As I'm sitting here crying in the bathroom, I feel broken. All the emotion came rushing back to me. It all hit be like a brick wall. I'm not deviating from my path, programs or goal of earning Kendall Rae's love and time back. But I have this lump in my throat. After talking with my two counselors and group members for 4 and 3 weeks respectively I've become better at pinpointing a mood swing, at grabbing it and not letting it go unchecked. I checked it. I needed to cry it out and process it. As I'm writing this I feel myself getting better. I'm not as crushed as I just was. I miss you more tonight than ever before. I remember when I had a breakdown right before we went to bed and you told me you'd always be there.
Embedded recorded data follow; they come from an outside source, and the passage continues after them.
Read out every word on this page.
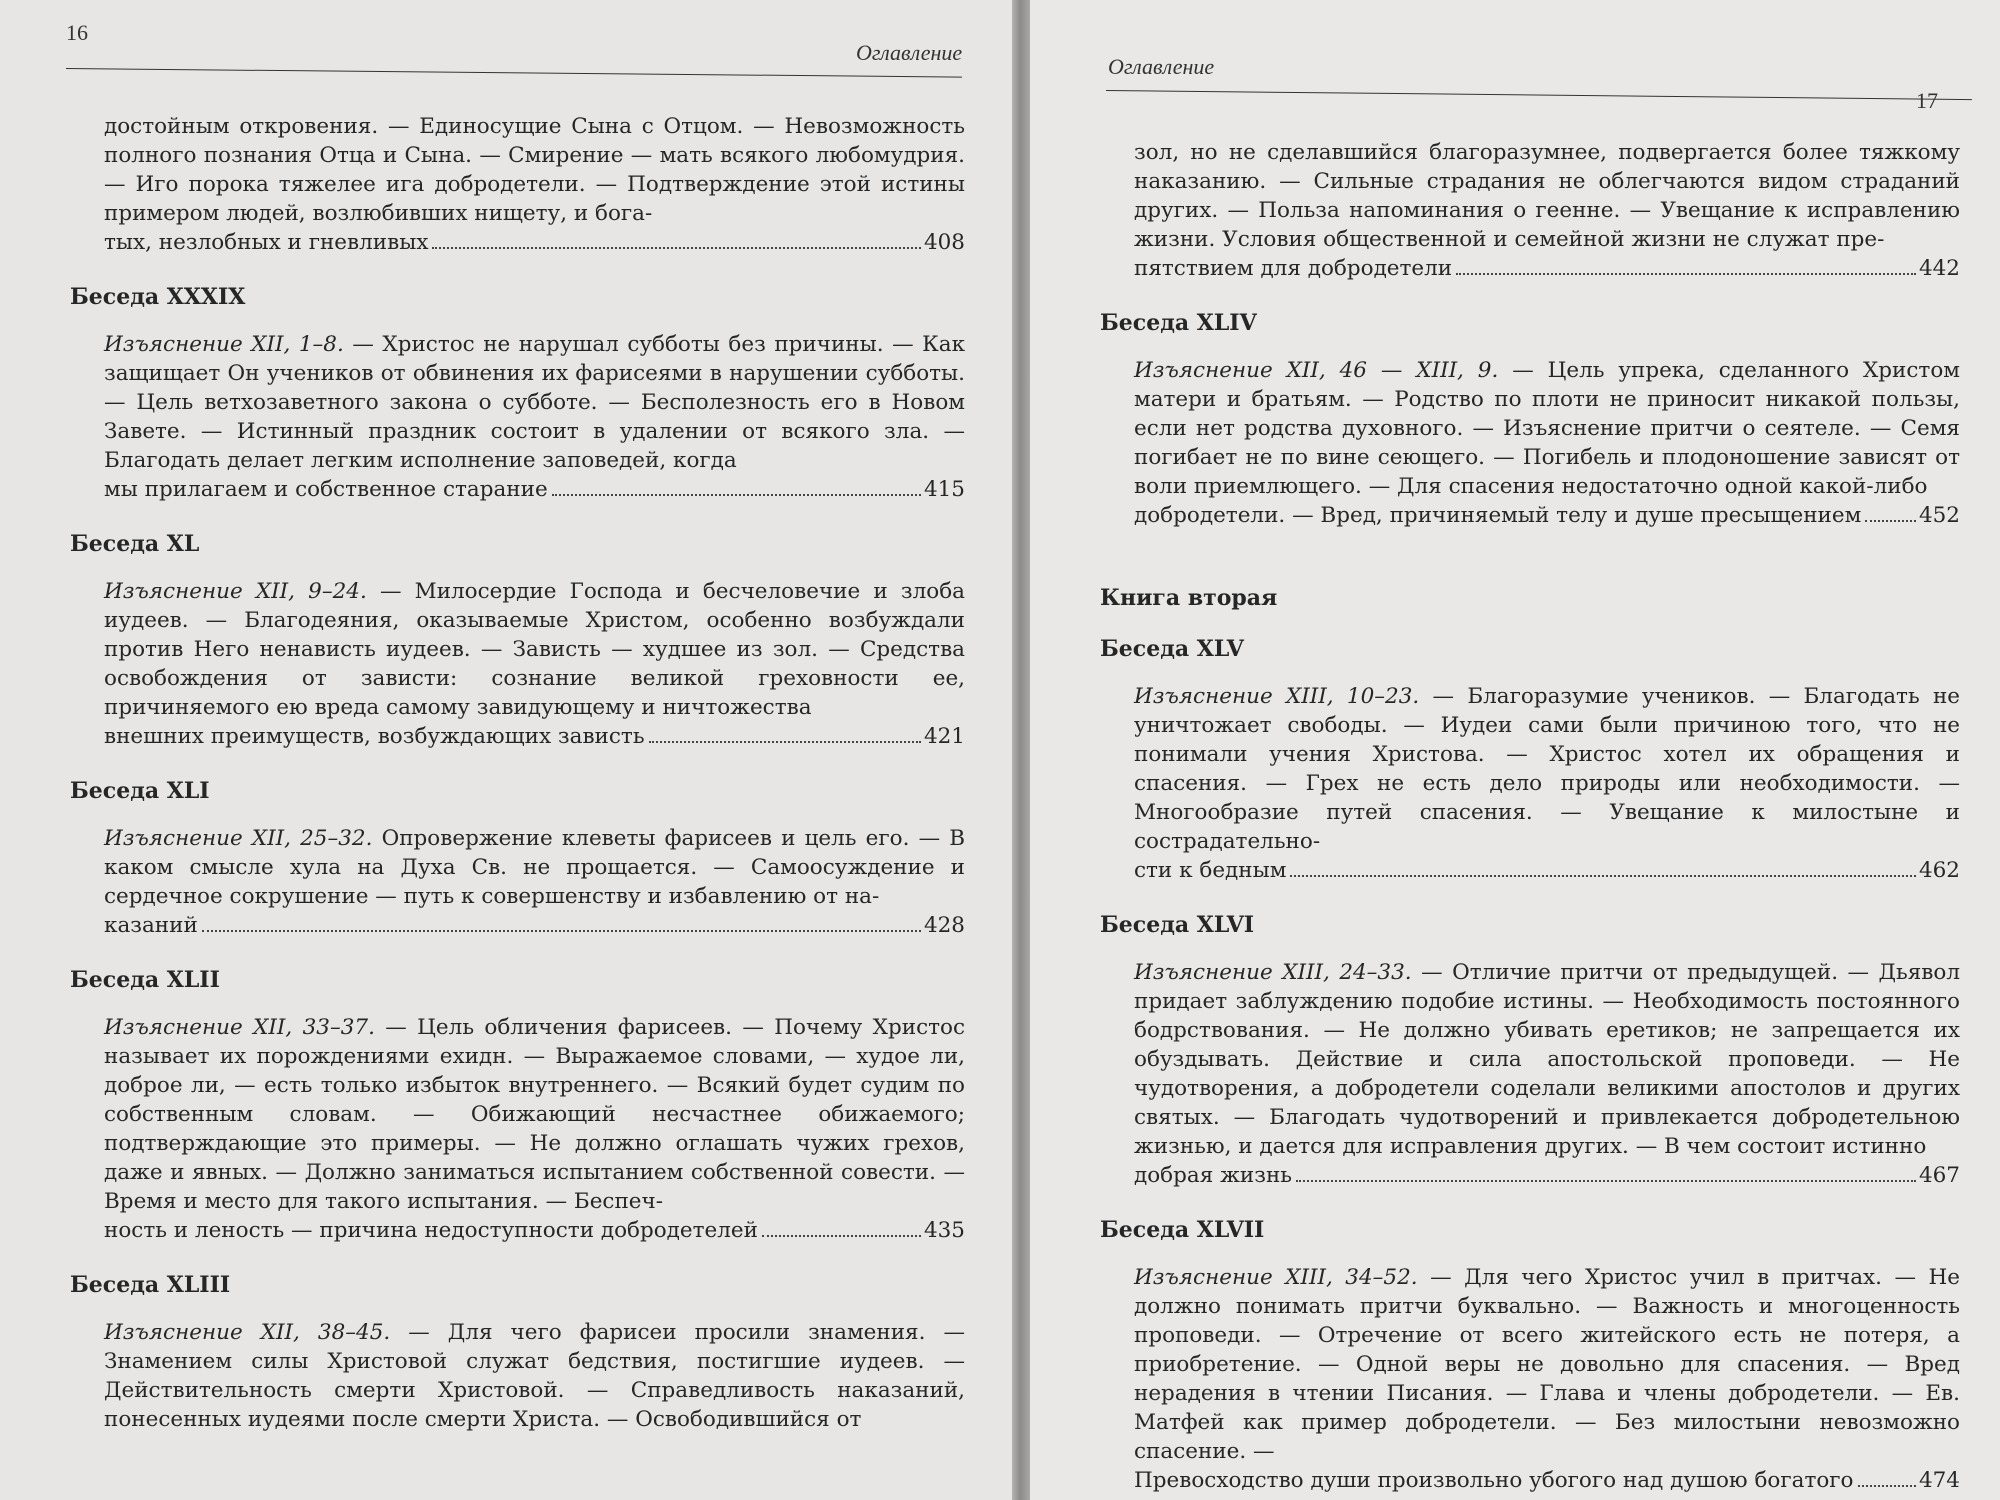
16
Оглавление
достойным откровения. — Единосущие Сына с Отцом. — Невозможность полного познания Отца и Сына. — Смирение — мать всякого любомудрия. — Иго порока тяжелее ига добродетели. — Подтверждение этой истины примером людей, возлюбивших нищету, и бога-
тых, незлобных и гневливых	408
Беседа XXXIX
Изъяснение XII, 1–8. — Христос не нарушал субботы без причины. — Как защищает Он учеников от обвинения их фарисеями в нарушении субботы. — Цель ветхозаветного закона о субботе. — Бесполезность его в Новом Завете. — Истинный праздник состоит в удалении от всякого зла. — Благодать делает легким исполнение заповедей, когда
мы прилагаем и собственное старание	415
Беседа XL
Изъяснение XII, 9–24. — Милосердие Господа и бесчеловечие и злоба иудеев. — Благодеяния, оказываемые Христом, особенно возбуждали против Него ненависть иудеев. — Зависть — худшее из зол. — Средства освобождения от зависти: сознание великой греховности ее, причиняемого ею вреда самому завидующему и ничтожества
внешних преимуществ, возбуждающих зависть	421
Беседа XLI
Изъяснение XII, 25–32. Опровержение клеветы фарисеев и цель его. — В каком смысле хула на Духа Св. не прощается. — Самоосуждение и сердечное сокрушение — путь к совершенству и избавлению от на-
казаний	428
Беседа XLII
Изъяснение XII, 33–37. — Цель обличения фарисеев. — Почему Христос называет их порождениями ехидн. — Выражаемое словами, — худое ли, доброе ли, — есть только избыток внутреннего. — Всякий будет судим по собственным словам. — Обижающий несчастнее обижаемого; подтверждающие это примеры. — Не должно оглашать чужих грехов, даже и явных. — Должно заниматься испытанием собственной совести. — Время и место для такого испытания. — Беспеч-
ность и леность — причина недоступности добродетелей	435
Беседа XLIII
Изъяснение XII, 38–45. — Для чего фарисеи просили знамения. — Знамением силы Христовой служат бедствия, постигшие иудеев. — Действительность смерти Христовой. — Справедливость наказаний, понесенных иудеями после смерти Христа. — Освободившийся от
Оглавление
17
зол, но не сделавшийся благоразумнее, подвергается более тяжкому наказанию. — Сильные страдания не облегчаются видом страданий других. — Польза напоминания о геенне. — Увещание к исправлению жизни. Условия общественной и семейной жизни не служат пре-
пятствием для добродетели	442
Беседа XLIV
Изъяснение XII, 46 — XIII, 9. — Цель упрека, сделанного Христом матери и братьям. — Родство по плоти не приносит никакой пользы, если нет родства духовного. — Изъяснение притчи о сеятеле. — Семя погибает не по вине сеющего. — Погибель и плодоношение зависят от воли приемлющего. — Для спасения недостаточно одной какой-либо
добродетели. — Вред, причиняемый телу и душе пресыщением	452
Книга вторая
Беседа XLV
Изъяснение XIII, 10–23. — Благоразумие учеников. — Благодать не уничтожает свободы. — Иудеи сами были причиною того, что не понимали учения Христова. — Христос хотел их обращения и спасения. — Грех не есть дело природы или необходимости. — Многообразие путей спасения. — Увещание к милостыне и сострадательно-
сти к бедным	462
Беседа XLVI
Изъяснение XIII, 24–33. — Отличие притчи от предыдущей. — Дьявол придает заблуждению подобие истины. — Необходимость постоянного бодрствования. — Не должно убивать еретиков; не запрещается их обуздывать. Действие и сила апостольской проповеди. — Не чудотворения, а добродетели соделали великими апостолов и других святых. — Благодать чудотворений и привлекается добродетельною жизнью, и дается для исправления других. — В чем состоит истинно
добрая жизнь	467
Беседа XLVII
Изъяснение XIII, 34–52. — Для чего Христос учил в притчах. — Не должно понимать притчи буквально. — Важность и многоценность проповеди. — Отречение от всего житейского есть не потеря, а приобретение. — Одной веры не довольно для спасения. — Вред нерадения в чтении Писания. — Глава и члены добродетели. — Ев. Матфей как пример добродетели. — Без милостыни невозможно спасение. —
Превосходство души произвольно убогого над душою богатого	474
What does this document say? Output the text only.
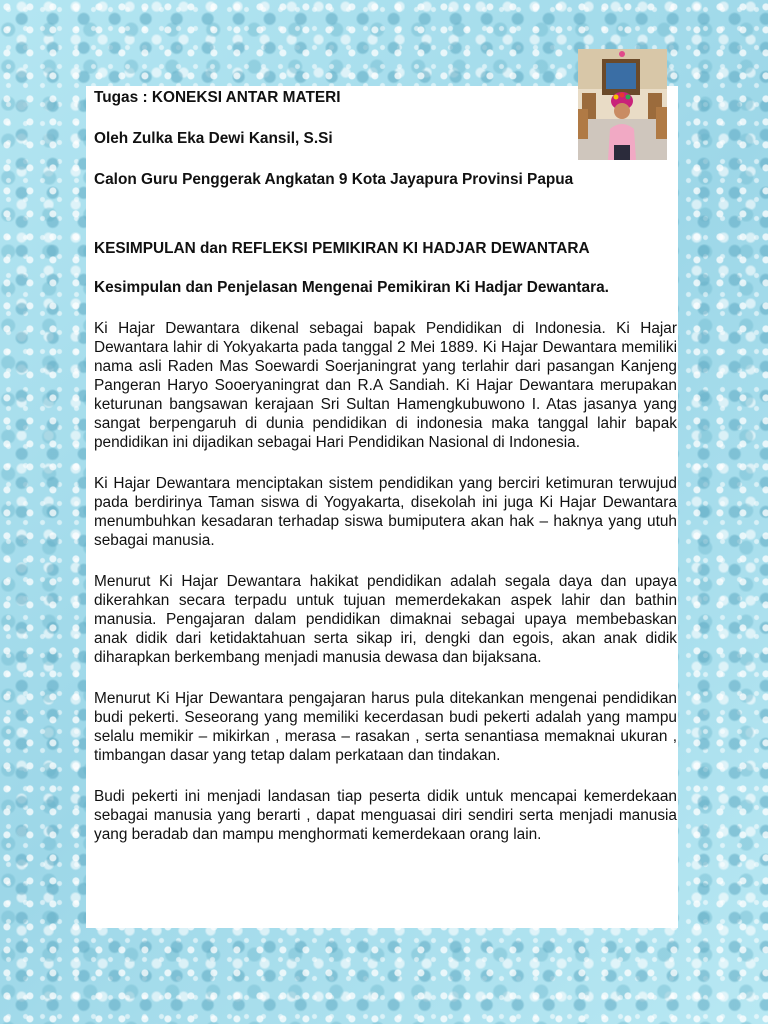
Tugas : KONEKSI ANTAR MATERI

Oleh Zulka Eka Dewi Kansil, S.Si

Calon Guru Penggerak Angkatan 9 Kota Jayapura Provinsi Papua

KESIMPULAN dan REFLEKSI PEMIKIRAN KI HADJAR DEWANTARA

Kesimpulan dan Penjelasan Mengenai Pemikiran Ki Hadjar Dewantara.

Ki Hajar Dewantara dikenal sebagai bapak Pendidikan di Indonesia. Ki Hajar Dewantara lahir di Yokyakarta pada tanggal 2 Mei 1889. Ki Hajar Dewantara memiliki nama asli Raden Mas Soewardi Soerjaningrat yang terlahir dari pasangan Kanjeng Pangeran Haryo Sooeryaningrat dan R.A Sandiah. Ki Hajar Dewantara merupakan keturunan bangsawan kerajaan Sri Sultan Hamengkubuwono I. Atas jasanya yang sangat berpengaruh di dunia pendidikan di indonesia maka tanggal lahir bapak pendidikan ini dijadikan sebagai Hari Pendidikan Nasional di Indonesia.

Ki Hajar Dewantara menciptakan sistem pendidikan yang berciri ketimuran terwujud pada berdirinya Taman siswa di Yogyakarta, disekolah ini juga Ki Hajar Dewantara menumbuhkan kesadaran terhadap siswa bumiputera akan hak – haknya yang utuh sebagai manusia.

Menurut Ki Hajar Dewantara hakikat pendidikan adalah segala daya dan upaya dikerahkan secara terpadu untuk tujuan memerdekakan aspek lahir dan bathin manusia. Pengajaran dalam pendidikan dimaknai sebagai upaya membebaskan anak didik dari ketidaktahuan serta sikap iri, dengki dan egois, akan anak didik diharapkan berkembang menjadi manusia dewasa dan bijaksana.

Menurut Ki Hjar Dewantara pengajaran harus pula ditekankan mengenai pendidikan budi pekerti. Seseorang yang memiliki kecerdasan budi pekerti adalah yang mampu selalu memikir – mikirkan , merasa – rasakan , serta senantiasa memaknai ukuran , timbangan dasar yang tetap dalam perkataan dan tindakan.

Budi pekerti ini menjadi landasan tiap peserta didik untuk mencapai kemerdekaan sebagai manusia yang berarti , dapat menguasai diri sendiri serta menjadi manusia yang beradab dan mampu menghormati kemerdekaan orang lain.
You told me you weren't going anywhere, that you were here for the long haul. I believed you 1000%. You're not here. You're gone, you say you're done, you're forcing yourself to be done, not talk to me and try to move on.
Why?
I'm not a bad person, I'm not terrible. I'm not a monster. I've done wrong things, acted ignorantly and did stupid mindless things that were inappropriate and unacceptable. But I'm not bad, I'm not unworthy. I'm a great person. I care deeply about you. I love you powerfully like no one ever will. You don't have to be ready to start over, just tell me you miss me. Just let me know that you still love me. I miss you, the person, the angel. It's not about sex, it's not about the title or the comfortability. It's about me knowing I will love you for the rest of my days. Whether I turn in the withdrawal papers or not I will always love you. Whether I break my leg and fall off a cliff, I will always love you. If I lose my sight, hearing and sense of smell I always will love you.
But what if I'm right? What if we are meant to be together? What if this is gods way of preparing me for the life were supposed to have?
What if you're wrong? What if. Just ask yourself that. What if I do prove it to you, what if I do earn the respect of your family back? What if I do send the letters I've written them all?
What if?
I love you and I hope you sleep well babe. I miss you.